İslam bir hayır medeniyetidir (3)

Eski Hind’de hayır: Bildiğimiz manada hayır faaliyeti yoktur. Çünkü Hinduizm, Brahmanizm, Budizm gibi inançlar görünen alemin gerçek değil “hayal” olduğunu düşünürler. Onlara göre insanların sahip oldukları dünyalıklar da hakikatte birer görüntüdürler.

Sadece bu kadarla da kalmaz, bu medeniyetlere göre dünyalıklar kötülüğün kaynağıdır. Dolayısıyla birine hayır adı altında yardım etmek, onun kötülüğünü artırmaktır.

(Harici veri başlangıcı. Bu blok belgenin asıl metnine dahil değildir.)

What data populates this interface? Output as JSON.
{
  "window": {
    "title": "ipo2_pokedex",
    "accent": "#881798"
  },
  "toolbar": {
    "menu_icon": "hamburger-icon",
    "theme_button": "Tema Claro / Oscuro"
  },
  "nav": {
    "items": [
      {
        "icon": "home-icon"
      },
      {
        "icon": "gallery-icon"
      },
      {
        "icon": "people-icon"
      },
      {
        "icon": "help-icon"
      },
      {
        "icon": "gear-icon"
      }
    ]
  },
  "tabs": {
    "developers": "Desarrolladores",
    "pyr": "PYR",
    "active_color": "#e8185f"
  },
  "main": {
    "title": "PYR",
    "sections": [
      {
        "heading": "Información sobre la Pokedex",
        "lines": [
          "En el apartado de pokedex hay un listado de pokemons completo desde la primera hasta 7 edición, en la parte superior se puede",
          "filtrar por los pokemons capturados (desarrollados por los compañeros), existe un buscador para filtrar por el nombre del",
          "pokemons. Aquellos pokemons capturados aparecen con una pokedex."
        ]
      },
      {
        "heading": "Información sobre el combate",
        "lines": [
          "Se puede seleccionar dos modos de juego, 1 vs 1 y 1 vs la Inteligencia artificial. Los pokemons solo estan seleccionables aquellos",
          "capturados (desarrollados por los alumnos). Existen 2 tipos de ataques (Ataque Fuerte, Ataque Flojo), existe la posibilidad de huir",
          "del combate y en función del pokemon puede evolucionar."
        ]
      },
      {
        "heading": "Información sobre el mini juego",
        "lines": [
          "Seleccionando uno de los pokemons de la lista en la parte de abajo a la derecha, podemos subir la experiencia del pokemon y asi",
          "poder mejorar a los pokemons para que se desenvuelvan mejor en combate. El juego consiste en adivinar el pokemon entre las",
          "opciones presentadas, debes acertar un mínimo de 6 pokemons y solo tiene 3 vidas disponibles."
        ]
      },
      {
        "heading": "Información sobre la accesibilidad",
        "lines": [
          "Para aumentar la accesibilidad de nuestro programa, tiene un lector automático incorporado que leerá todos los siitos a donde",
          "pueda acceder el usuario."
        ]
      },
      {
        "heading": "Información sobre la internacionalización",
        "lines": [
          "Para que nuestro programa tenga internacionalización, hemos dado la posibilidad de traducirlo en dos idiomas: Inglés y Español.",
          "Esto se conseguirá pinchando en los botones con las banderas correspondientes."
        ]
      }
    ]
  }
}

“Hind Dervişliği” kavramını işte bu bakış açısı doğurmuştur. Hind kökenli olan “bir lokma-bir hırka” düşüncesi, bazı tasavvuf okullarını etkilemiştir. İslam bu düşünceye geçit vermez. “Rabbimiz! Bize dünyada da güzellik ver, ahirette de güzellik ver!” duasını Müslümana öğreten Allah’tır. “Dünya leştir onun talibi köpeklerdir” gibi asılsız sözler de Hind fakirliği düşüncesinin eseridir. İslam’da esas olan el karda gönül yarda olmaktır. Onun için aklı başında olanlar “Elimizde çok eyle, gönlümüzde yok eyle” diye dua ederlermiş. Kur’an’daki “Mallarınız ve evlatlarınız birer fitnedir” türü ayetler bunların kötülük değil “imtihan aracı” olduğunu ifade eder. El-Fetnu, madenin cevherini cürufundan ayırmak için ergitme işlemine verilen addır. Mal ve evlat, insanın cevherini cürufundan ayıran bir potadır.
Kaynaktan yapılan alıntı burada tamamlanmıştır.